The context is, once again, the key consideration. This is not Germany, Canada, or the seven countries of the Scheerens’ study but Wyoming USA where supervision and evaluation of teachers appears to be in a continuous state of flux, where the resolution between formative and summative evaluation is unclear and contested and where ‘holistic accountability’ may be no more than a pious hope. We are reminded that ‘principals’ supervisory beliefs and actions are not only influenced by their values, but also by rules which may create a power struggle among beliefs, actions, policy, and statues concerning supervision and evaluation’.

Echoing much that has gone before in this volume, the paper’s conclusion is that the selection of student measures that accurately and fairly assess teacher performance ‘has been problematic’, ‘creating fear in teachers, which inhibits candid conversations about teachers' concerns in the classroom’, a fear that ‘stymies the inherent goal of the supervision and evaluation process’. Drawing on other studies the authors argue that summative evaluation is likely to undermine collegial, constructive feedback and that teachers are ‘less likely to listen and admit error, thereby eroding the professional growth process’.

The buck stops, unfortunately and unequivocally, with the principal. He/she is charged with not only collecting formative data to support teachers’ professional growth, but also summatively rating their performance. This role dichotomy requires principals to build non-threatening instructional climates and then act as the evaluator when retention or dismissal decisions are made concerning teachers.

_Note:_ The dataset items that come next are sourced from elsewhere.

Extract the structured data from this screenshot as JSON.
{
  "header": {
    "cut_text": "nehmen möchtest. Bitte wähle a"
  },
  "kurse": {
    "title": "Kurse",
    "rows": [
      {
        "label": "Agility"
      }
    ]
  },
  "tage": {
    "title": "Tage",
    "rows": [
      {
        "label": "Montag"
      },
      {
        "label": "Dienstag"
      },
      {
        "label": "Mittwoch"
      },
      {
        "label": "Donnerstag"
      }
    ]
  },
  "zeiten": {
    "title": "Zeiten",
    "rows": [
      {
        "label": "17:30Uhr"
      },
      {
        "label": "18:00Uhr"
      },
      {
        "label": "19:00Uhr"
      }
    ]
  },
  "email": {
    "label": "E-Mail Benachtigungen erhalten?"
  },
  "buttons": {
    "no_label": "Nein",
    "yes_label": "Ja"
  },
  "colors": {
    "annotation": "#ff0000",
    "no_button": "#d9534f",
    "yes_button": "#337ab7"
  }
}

‘As Wyoming schools adopt WDE mandates to incorporate student achievement data into teacher evaluations, it is important for both policy makers and practitioners to understand that utilizing student achievement data to rate teacher effectiveness has proven to be a complex issue’. Have we heard this somewhere before? However long and however much we have been revisiting this issue in this journal over the three years of its existence, as the French are wont to say ‘plus ca change, plus c’est la meme chose!’